本文利用Mg-Si的结晶特点,采用熔融铸造法在镁基体上原位生成Mg_2Si增强颗粒,成功制备出不同Mg_2Si含量的Mg_2Si/Mg基复合材料。研究表明,不同Si的加入量会影响生成的Mg_2Si颗粒的数量、形态和分布。当Si的含量超过Mg-Si共晶成分(1.34wt.%)后,随着Si的加入量增加,虽然不能改变共晶Mg_2Si的数量、形态和分布,但是初生Mg_2Si的量会逐渐增加,形态会呈“细小的颗粒-粗大的颗粒-花瓣状-单支树枝晶-多支树枝晶”的规律演变,当Si含量达到3wt.%时,初生Mg_2Si颗粒局部有团聚现象。
随后考察了不同温度、不同外加应力载荷条件下,原位自生Mg_2Si/Mg基复合材料的高温蠕变行为。结果表明:温度、载荷、增强相含量是影响Mg_2Si/Mg基复合材料蠕变性能的三个主要因素。在较高的蠕变温度和应力下,复合材料表现出较差的蠕变性能,随着Mg_2Si含量的增加,复合材料的蠕变性能逐渐提高。通过材料的蠕变表观应力指数和蠕变表观激活能分析,发现原位自生Mg_2Si/Mg基复合材料的蠕变变形机制为蠕变由位错攀移和第二相增强控制。当Mg_2Si增强相含量较低,蠕变温度较高时,蠕变过程主要由位错攀移控制;而当增强相含量较高,蠕变温度较低时,主要由第二相增强控制;当蠕变条件处在两者之间时可能由位错攀移和第二相增强共同控制。通过对蠕变拉伸断口的扫描分析可知,Mg_2Si/Mg基复合材料的蠕变断裂过程是由韧窝和准解理断裂混合控制的蠕变断裂。
Due to the high specific strength and specific stiffness, low thermal expansion coefficient, high young’s modulus, Magnesium matrix composites are considered as one of the main choice to improve the performance of magnesium alloys. In-situ magnesium matrix composite are considered as one of magnesium matrix composites research and development directions, not only it can overcome the pollution caused by external enhanced,but also it have small organizations,well interface bonding, etc.

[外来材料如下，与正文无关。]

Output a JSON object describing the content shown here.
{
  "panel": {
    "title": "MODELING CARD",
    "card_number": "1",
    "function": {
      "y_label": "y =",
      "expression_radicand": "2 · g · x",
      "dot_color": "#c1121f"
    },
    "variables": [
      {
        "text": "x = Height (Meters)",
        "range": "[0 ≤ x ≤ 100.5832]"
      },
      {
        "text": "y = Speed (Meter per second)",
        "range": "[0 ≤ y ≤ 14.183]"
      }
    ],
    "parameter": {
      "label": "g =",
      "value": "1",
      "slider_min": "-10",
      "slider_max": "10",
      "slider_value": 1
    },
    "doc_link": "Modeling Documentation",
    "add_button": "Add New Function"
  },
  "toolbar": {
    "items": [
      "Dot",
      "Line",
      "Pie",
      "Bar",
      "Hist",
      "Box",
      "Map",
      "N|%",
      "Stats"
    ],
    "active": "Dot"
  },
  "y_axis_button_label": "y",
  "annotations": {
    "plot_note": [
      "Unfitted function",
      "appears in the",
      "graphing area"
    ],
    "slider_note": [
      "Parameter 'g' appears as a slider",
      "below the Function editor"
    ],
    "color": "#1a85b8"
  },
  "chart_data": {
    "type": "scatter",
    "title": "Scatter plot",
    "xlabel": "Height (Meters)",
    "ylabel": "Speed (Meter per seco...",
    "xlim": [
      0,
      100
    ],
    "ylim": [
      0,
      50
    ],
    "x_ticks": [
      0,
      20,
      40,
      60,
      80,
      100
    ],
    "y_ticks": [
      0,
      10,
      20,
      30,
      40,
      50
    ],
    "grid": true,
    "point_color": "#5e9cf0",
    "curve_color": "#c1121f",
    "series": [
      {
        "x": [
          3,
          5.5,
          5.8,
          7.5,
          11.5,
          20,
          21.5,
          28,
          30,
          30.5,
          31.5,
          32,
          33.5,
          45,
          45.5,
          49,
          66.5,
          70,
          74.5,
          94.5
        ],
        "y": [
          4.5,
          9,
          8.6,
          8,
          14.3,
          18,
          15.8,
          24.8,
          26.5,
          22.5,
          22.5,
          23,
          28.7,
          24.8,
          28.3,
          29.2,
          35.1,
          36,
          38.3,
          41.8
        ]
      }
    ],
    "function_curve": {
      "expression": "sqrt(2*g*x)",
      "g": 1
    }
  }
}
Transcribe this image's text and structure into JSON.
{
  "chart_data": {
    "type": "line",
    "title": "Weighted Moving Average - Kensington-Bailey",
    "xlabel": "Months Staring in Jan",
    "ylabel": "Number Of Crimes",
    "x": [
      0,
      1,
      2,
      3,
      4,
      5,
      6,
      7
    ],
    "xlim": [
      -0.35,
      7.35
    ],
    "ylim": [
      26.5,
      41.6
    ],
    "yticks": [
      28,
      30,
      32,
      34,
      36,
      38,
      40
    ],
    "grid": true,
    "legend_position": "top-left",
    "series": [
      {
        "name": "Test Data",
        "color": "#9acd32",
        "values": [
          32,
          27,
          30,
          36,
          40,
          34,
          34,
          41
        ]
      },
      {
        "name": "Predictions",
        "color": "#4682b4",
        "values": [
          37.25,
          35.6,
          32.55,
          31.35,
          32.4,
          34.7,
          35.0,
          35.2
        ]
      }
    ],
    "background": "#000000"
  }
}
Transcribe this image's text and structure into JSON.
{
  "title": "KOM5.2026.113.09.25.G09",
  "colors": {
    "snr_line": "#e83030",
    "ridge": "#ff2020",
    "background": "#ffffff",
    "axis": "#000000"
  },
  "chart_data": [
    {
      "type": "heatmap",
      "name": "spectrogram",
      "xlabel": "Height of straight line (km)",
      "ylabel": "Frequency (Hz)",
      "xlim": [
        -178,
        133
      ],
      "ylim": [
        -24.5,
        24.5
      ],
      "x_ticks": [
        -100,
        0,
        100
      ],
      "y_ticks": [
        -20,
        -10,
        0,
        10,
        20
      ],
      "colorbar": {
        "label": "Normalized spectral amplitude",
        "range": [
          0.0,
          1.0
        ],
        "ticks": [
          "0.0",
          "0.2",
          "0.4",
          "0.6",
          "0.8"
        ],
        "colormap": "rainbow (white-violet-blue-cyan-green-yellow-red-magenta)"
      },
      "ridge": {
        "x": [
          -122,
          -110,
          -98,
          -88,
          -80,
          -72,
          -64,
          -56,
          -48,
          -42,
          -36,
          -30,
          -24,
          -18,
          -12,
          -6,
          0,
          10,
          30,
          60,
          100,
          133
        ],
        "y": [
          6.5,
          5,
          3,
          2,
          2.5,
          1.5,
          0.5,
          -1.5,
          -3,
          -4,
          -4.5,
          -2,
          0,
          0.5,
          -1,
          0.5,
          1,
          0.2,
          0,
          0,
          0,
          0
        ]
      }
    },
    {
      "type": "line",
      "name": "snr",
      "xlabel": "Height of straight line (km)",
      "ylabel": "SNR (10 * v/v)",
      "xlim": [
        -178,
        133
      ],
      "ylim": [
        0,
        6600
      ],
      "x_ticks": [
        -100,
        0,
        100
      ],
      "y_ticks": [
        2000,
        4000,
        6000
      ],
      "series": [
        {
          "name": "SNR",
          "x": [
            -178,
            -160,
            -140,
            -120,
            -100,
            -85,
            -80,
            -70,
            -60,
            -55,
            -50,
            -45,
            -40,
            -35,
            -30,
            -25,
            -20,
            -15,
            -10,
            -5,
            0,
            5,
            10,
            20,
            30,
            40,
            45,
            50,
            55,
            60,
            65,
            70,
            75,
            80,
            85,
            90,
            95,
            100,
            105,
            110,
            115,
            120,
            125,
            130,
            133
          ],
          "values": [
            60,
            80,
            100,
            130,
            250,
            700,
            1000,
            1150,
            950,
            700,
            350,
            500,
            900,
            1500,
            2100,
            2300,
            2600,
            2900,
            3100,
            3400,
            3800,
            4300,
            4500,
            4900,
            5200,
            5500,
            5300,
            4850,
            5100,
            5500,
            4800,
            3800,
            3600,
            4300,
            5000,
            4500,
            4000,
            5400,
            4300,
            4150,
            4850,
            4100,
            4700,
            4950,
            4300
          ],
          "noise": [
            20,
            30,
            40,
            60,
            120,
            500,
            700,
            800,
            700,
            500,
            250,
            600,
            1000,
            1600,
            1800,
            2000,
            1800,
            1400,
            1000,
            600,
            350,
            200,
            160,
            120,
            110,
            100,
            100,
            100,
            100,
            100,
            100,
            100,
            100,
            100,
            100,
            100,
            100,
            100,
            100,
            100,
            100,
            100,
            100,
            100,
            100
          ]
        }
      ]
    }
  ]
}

In this thesis, make use of the crystallization characteristics of Mg-Si alloy, in-situ high-performance Mg_2Si particle can be formed in the process of melt casting, therefore it successfully prepared Mg_2Si/Mg composites with different content of Mg_2Si. Besides, adding different Si content will affected the amount,shape and distribution of Mg_2Si particle. When the Si content is more than Mg-Si eutectic composition (1.34wt.%), with the increase of Si content, the amount of paimary Mg_2Si will increase gradually, and its morphology will evolve, and take on“small particles-coarse particles-petal-single dendrite-multivessel dendrite”. When the Si content is up to 3wt.%, the paimary Mg_2Si will agglomerate obviously.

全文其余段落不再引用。